Lors de son intervention, Kaddour s’est attardé sur l’affaire du champ pétrolier « Halk El Menzel » qui se trouvant au large de Monastir et qui a fait couler beaucoup d’encre, faisant savoir que l’affaire remonte à 1979, date de la découverte de ce champ.
» Je salue tous les ministres qui ont tenu les rênes de ce secteur depuis 2009. Ils sont au nombre de 8 et ils ont tous accompli leur mission comme il se doit. Il y a des entreprises pétrolières internationales comme Shell, ELF Aquitaine et OMV qui avaient un contrat avec l’Etat tunisien pour exploiter ce champ. En 2006, un investisseur tunisien l’avait acheté d’OMV. Ce champ n’a pas été développé depuis 1979 d’abord en raison de sa faible production, de la médiocrité de la qualité de son pétrole en comparaison au champ pétrolier d’El Borma, outre le coût élevé de son extraction. Ce qui a poussé les entreprises pétrolières étrangères à l’abandonner sans l’exploiter« , a-t-il précisé, insistant sur le fait « qu’aucune goutte de pétrole n’a été pompée de ce champ. » Par ces propos, Kaddour dément les informations selon lesquelles, l’Etat aurait subi de lourdes pertes, soulignant que l’argent dépensé était bel et bien celui de l’investisseur.
« En 2000, le code des hydrocarbures a été publié et offrait le choix à ces entreprises soit de continuer à être régis par les conventions conclues avec l’Etat tunisien et qui leur permettaient d’exploiter les champs pour une période de 50 années, soit d’être soumises au code des hydrocarbures, qui limite la période d’exploitation des champs à trente années seulement. L’entreprise en question a finalement opté pour le code.

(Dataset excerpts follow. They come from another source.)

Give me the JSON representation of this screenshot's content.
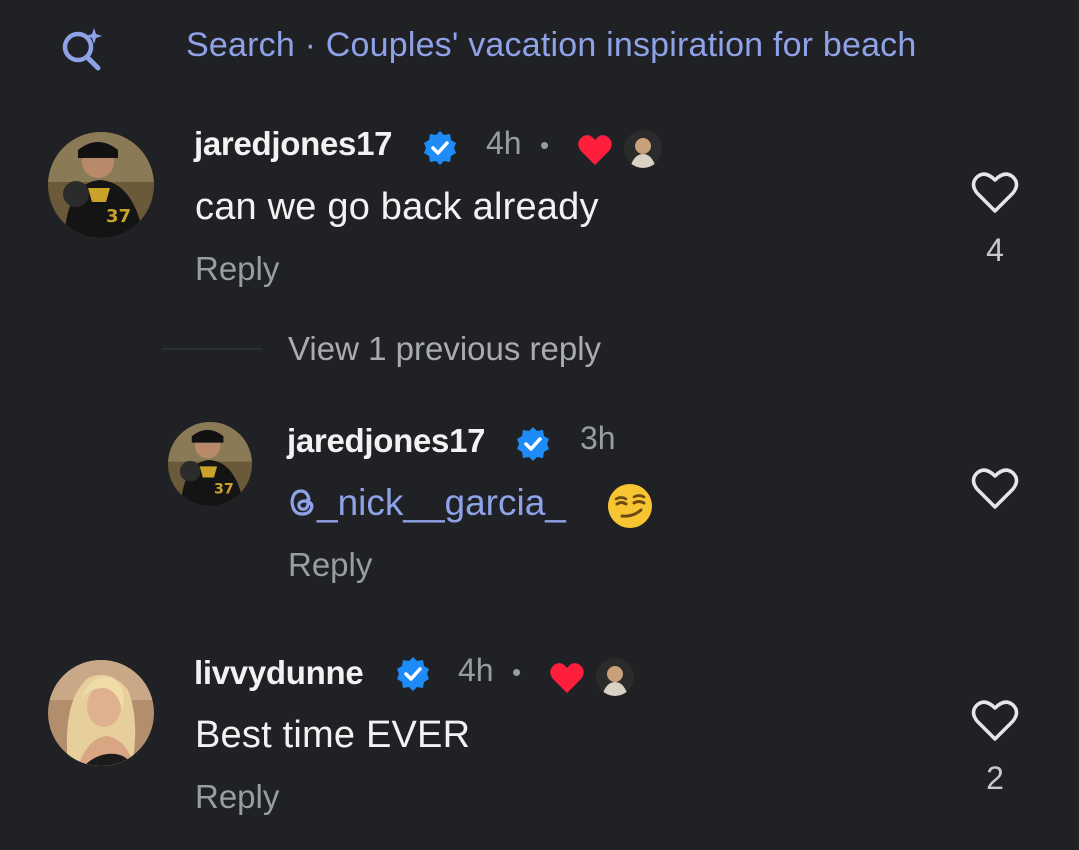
{
  "search": {
    "text": "Search · Couples' vacation inspiration for beach"
  },
  "comments": [
    {
      "username": "jaredjones17",
      "time": "4h",
      "separator": "•",
      "text": "can we go back already",
      "reply_label": "Reply",
      "likes": "4"
    },
    {
      "username": "livvydunne",
      "time": "4h",
      "separator": "•",
      "text": "Best time EVER",
      "reply_label": "Reply",
      "likes": "2"
    }
  ],
  "view_replies_label": "View 1 previous reply",
  "reply": {
    "username": "jaredjones17",
    "time": "3h",
    "mention": "_nick__garcia_",
    "reply_label": "Reply"
  },
  "colors": {
    "background": "#1f2125",
    "link": "#8fa2e8",
    "verified": "#1d8cf8",
    "heart": "#ff1f3d",
    "muted": "#9a9ca3"
  },
  "icons": {
    "search": "search-sparkle-icon",
    "verified": "verified-badge-icon",
    "liked": "heart-filled-icon",
    "like": "heart-outline-icon",
    "emoji": "smirking-face-emoji"
  }
}
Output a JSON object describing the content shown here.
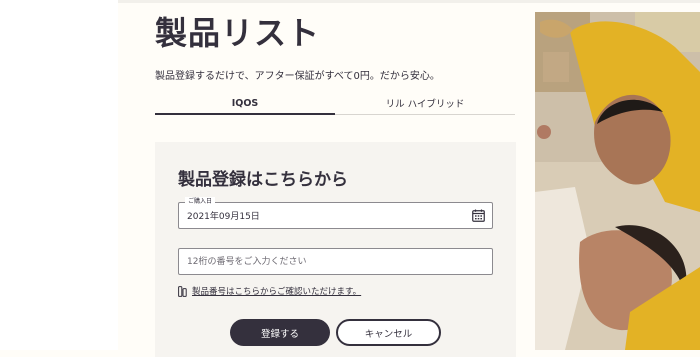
{
  "page": {
    "title": "製品リスト",
    "subtitle": "製品登録するだけで、アフター保証がすべて0円。だから安心。"
  },
  "tabs": [
    {
      "label": "IQOS",
      "active": true
    },
    {
      "label": "リル ハイブリッド",
      "active": false
    }
  ],
  "form": {
    "title": "製品登録はこちらから",
    "purchase_date": {
      "label": "ご購入日",
      "value": "2021年09月15日",
      "icon": "calendar-icon"
    },
    "serial": {
      "placeholder": "12桁の番号をご入力ください"
    },
    "hint_link": "製品番号はこちらからご確認いただけます。",
    "hint_icon": "device-icon",
    "register_label": "登録する",
    "cancel_label": "キャンセル"
  },
  "colors": {
    "primary": "#34303d",
    "background": "#fffdf8",
    "card": "#f6f4f0",
    "accent_yellow": "#e3b225"
  }
}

La deuxième convention conclue après la publication du code stipule également une exploitation d’une durée de trente ans. Et c’est à partir de là que les points de vue sont devenus éparses.

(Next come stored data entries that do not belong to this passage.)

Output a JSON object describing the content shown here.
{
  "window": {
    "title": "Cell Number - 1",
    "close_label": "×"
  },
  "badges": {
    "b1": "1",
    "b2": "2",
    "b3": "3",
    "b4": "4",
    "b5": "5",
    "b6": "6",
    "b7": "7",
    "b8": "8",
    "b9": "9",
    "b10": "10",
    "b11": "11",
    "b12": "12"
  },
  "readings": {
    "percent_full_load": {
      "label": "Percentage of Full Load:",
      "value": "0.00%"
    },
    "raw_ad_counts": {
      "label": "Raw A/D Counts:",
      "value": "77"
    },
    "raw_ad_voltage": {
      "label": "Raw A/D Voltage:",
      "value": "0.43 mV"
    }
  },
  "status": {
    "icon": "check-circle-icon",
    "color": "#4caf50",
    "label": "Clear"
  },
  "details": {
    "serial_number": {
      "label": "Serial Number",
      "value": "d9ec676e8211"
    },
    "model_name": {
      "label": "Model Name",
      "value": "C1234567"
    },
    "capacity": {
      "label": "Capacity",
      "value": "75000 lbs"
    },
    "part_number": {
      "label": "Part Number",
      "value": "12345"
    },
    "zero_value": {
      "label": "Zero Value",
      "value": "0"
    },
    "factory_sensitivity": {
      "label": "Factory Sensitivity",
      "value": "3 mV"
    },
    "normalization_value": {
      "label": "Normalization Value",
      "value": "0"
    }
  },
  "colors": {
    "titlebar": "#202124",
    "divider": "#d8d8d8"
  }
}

Depuis 2007, plusieurs correspondances ont été échangées avec la présidence du gouvernement ou précédemment les premiers ministères. A l’issue de la consultation des différents avis juridiques et techniques il a été conclu que l’entreprise avait le droit d’exploiter ce champ sur une période de 50 ans. Ce qui a été approuvé d’ailleurs par l’administration.

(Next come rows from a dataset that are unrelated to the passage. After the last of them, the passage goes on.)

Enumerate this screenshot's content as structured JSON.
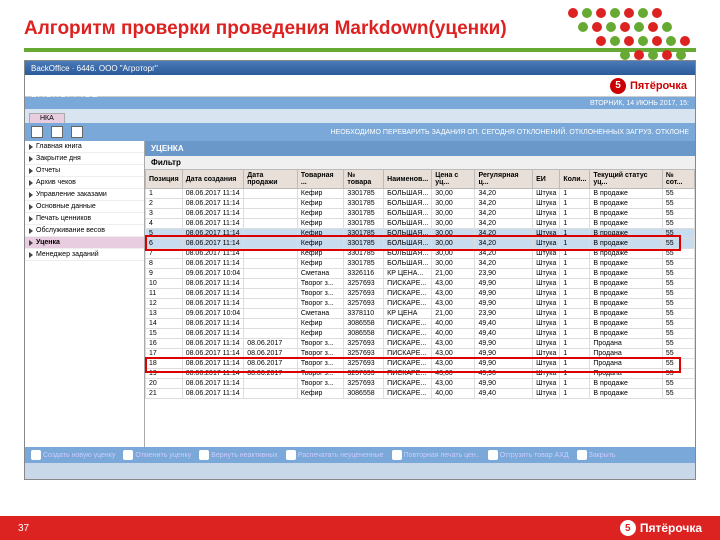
{
  "slide": {
    "title": "Алгоритм проверки проведения Markdown(уценки)",
    "page": "37",
    "brand": "Пятёрочка",
    "brand_num": "5"
  },
  "app": {
    "titlebar": "BackOffice · 6446. ООО \"Агроторг\"",
    "back_label": "BACKOFFICE",
    "date_info": "ВТОРНИК, 14 ИЮНЬ 2017, 15:",
    "tab": "НКА",
    "toolbar_msg": "НЕОБХОДИМО ПЕРЕВАРИТЬ ЗАДАНИЯ ОП. СЕГОДНЯ ОТКЛОНЕНИЙ. ОТКЛОНЕННЫХ ЗАГРУЗ. ОТКЛОНЕ",
    "main_header": "УЦЕНКА",
    "filter": "Фильтр"
  },
  "sidebar": {
    "items": [
      {
        "label": "Главная книга"
      },
      {
        "label": "Закрытие дня"
      },
      {
        "label": "Отчеты"
      },
      {
        "label": "Архив чеков"
      },
      {
        "label": "Управление заказами"
      },
      {
        "label": "Основные данные"
      },
      {
        "label": "Печать ценников"
      },
      {
        "label": "Обслуживание весов"
      },
      {
        "label": "Уценка"
      },
      {
        "label": "Менеджер заданий"
      }
    ]
  },
  "columns": [
    "Позиция",
    "Дата создания",
    "Дата продажи",
    "Товарная ...",
    "№ товара",
    "Наименов...",
    "Цена с уц...",
    "Регулярная ц...",
    "ЕИ",
    "Коли...",
    "Текущий статус уц...",
    "№ сот..."
  ],
  "rows": [
    {
      "c": [
        "1",
        "08.06.2017 11:14",
        "",
        "Кефир",
        "3301785",
        "БОЛЬШАЯ...",
        "30,00",
        "34,20",
        "Штука",
        "1",
        "В продаже",
        "55"
      ]
    },
    {
      "c": [
        "2",
        "08.06.2017 11:14",
        "",
        "Кефир",
        "3301785",
        "БОЛЬШАЯ...",
        "30,00",
        "34,20",
        "Штука",
        "1",
        "В продаже",
        "55"
      ]
    },
    {
      "c": [
        "3",
        "08.06.2017 11:14",
        "",
        "Кефир",
        "3301785",
        "БОЛЬШАЯ...",
        "30,00",
        "34,20",
        "Штука",
        "1",
        "В продаже",
        "55"
      ]
    },
    {
      "c": [
        "4",
        "08.06.2017 11:14",
        "",
        "Кефир",
        "3301785",
        "БОЛЬШАЯ...",
        "30,00",
        "34,20",
        "Штука",
        "1",
        "В продаже",
        "55"
      ]
    },
    {
      "c": [
        "5",
        "08.06.2017 11:14",
        "",
        "Кефир",
        "3301785",
        "БОЛЬШАЯ...",
        "30,00",
        "34,20",
        "Штука",
        "1",
        "В продаже",
        "55"
      ],
      "hl": true
    },
    {
      "c": [
        "6",
        "08.06.2017 11:14",
        "",
        "Кефир",
        "3301785",
        "БОЛЬШАЯ...",
        "30,00",
        "34,20",
        "Штука",
        "1",
        "В продаже",
        "55"
      ],
      "hl": true
    },
    {
      "c": [
        "7",
        "08.06.2017 11:14",
        "",
        "Кефир",
        "3301785",
        "БОЛЬШАЯ...",
        "30,00",
        "34,20",
        "Штука",
        "1",
        "В продаже",
        "55"
      ]
    },
    {
      "c": [
        "8",
        "08.06.2017 11:14",
        "",
        "Кефир",
        "3301785",
        "БОЛЬШАЯ...",
        "30,00",
        "34,20",
        "Штука",
        "1",
        "В продаже",
        "55"
      ]
    },
    {
      "c": [
        "9",
        "09.06.2017 10:04",
        "",
        "Сметана",
        "3326116",
        "КР ЦЕНА...",
        "21,00",
        "23,90",
        "Штука",
        "1",
        "В продаже",
        "55"
      ]
    },
    {
      "c": [
        "10",
        "08.06.2017 11:14",
        "",
        "Творог з...",
        "3257693",
        "ПИСКАРЕ...",
        "43,00",
        "49,90",
        "Штука",
        "1",
        "В продаже",
        "55"
      ]
    },
    {
      "c": [
        "11",
        "08.06.2017 11:14",
        "",
        "Творог з...",
        "3257693",
        "ПИСКАРЕ...",
        "43,00",
        "49,90",
        "Штука",
        "1",
        "В продаже",
        "55"
      ]
    },
    {
      "c": [
        "12",
        "08.06.2017 11:14",
        "",
        "Творог з...",
        "3257693",
        "ПИСКАРЕ...",
        "43,00",
        "49,90",
        "Штука",
        "1",
        "В продаже",
        "55"
      ]
    },
    {
      "c": [
        "13",
        "09.06.2017 10:04",
        "",
        "Сметана",
        "3378110",
        "КР ЦЕНА",
        "21,00",
        "23,90",
        "Штука",
        "1",
        "В продаже",
        "55"
      ]
    },
    {
      "c": [
        "14",
        "08.06.2017 11:14",
        "",
        "Кефир",
        "3086558",
        "ПИСКАРЕ...",
        "40,00",
        "49,40",
        "Штука",
        "1",
        "В продаже",
        "55"
      ]
    },
    {
      "c": [
        "15",
        "08.06.2017 11:14",
        "",
        "Кефир",
        "3086558",
        "ПИСКАРЕ...",
        "40,00",
        "49,40",
        "Штука",
        "1",
        "В продаже",
        "55"
      ]
    },
    {
      "c": [
        "16",
        "08.06.2017 11:14",
        "08.06.2017",
        "Творог з...",
        "3257693",
        "ПИСКАРЕ...",
        "43,00",
        "49,90",
        "Штука",
        "1",
        "Продана",
        "55"
      ]
    },
    {
      "c": [
        "17",
        "08.06.2017 11:14",
        "08.06.2017",
        "Творог з...",
        "3257693",
        "ПИСКАРЕ...",
        "43,00",
        "49,90",
        "Штука",
        "1",
        "Продана",
        "55"
      ]
    },
    {
      "c": [
        "18",
        "08.06.2017 11:14",
        "08.06.2017",
        "Творог з...",
        "3257693",
        "ПИСКАРЕ...",
        "43,00",
        "49,90",
        "Штука",
        "1",
        "Продана",
        "55"
      ]
    },
    {
      "c": [
        "19",
        "08.06.2017 11:14",
        "08.06.2017",
        "Творог з...",
        "3257693",
        "ПИСКАРЕ...",
        "43,00",
        "49,90",
        "Штука",
        "1",
        "Продана",
        "55"
      ]
    },
    {
      "c": [
        "20",
        "08.06.2017 11:14",
        "",
        "Творог з...",
        "3257693",
        "ПИСКАРЕ...",
        "43,00",
        "49,90",
        "Штука",
        "1",
        "В продаже",
        "55"
      ]
    },
    {
      "c": [
        "21",
        "08.06.2017 11:14",
        "",
        "Кефир",
        "3086558",
        "ПИСКАРЕ...",
        "40,00",
        "49,40",
        "Штука",
        "1",
        "В продаже",
        "55"
      ]
    }
  ],
  "footer_actions": [
    "Создать новую уценку",
    "Отменить уценку",
    "Вернуть неактивных",
    "Распечатать неуцененные",
    "Повторная печать цен..",
    "Отгрузить товар АХД",
    "Закрыть"
  ]
}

Khaled Kaddour s’interrogera, non sans ironie, s’il était normal qu’on achète un projet en 2006 pour l’abandonner en 2009! « On a prétendu que le contrat a expiré depuis 2009 alors que l’investisseur continue d’exploiter le champ,« a-t-il ajouté. Kaddour a rappelé que son département a été contacté par la présidence du gouvernement pour l’organisation d’une éventuelle visite du chef du gouvernement au champ pétrolier de Halk EL Menzel. « On nous a demandé une fiche technique. Nous avons envoyé cette fiche. J’ai signalé au chef du cabinet du chef du gouvernement qu’il vaudrait mieux qu’il ne s’y rende pas pour préserver le prestige de l’Etat au cas où on n’arrive pas à extraire du pétrole. Je lui ai dit que ce serait mieux qu’il effectue cette visite au démarrage de la production effective tout mettant l’accent sur les polémiques juridiques autour de ce champ. La présidence du gouvernement nous a demandé une note qui, il faut le dire, manquait de précision et de clarté, étant donné qu’on avait oublié d’y mentionner qu’en 2015, l’administration avait opté pour une exploitation s’étendant sur 50 ans,« a-t-il reconnu.
L’ancien ministre a indiqué que « L’ETAP n’est pas entrée dans ce projet en raison de sa faible rentabilité outre qu’elle n’était pas encore créée lorsque le projet avait été lancé, précisant que « l’ETAP s’implique obligatoirement dans les nouvelles découvertes autour de ce champ ».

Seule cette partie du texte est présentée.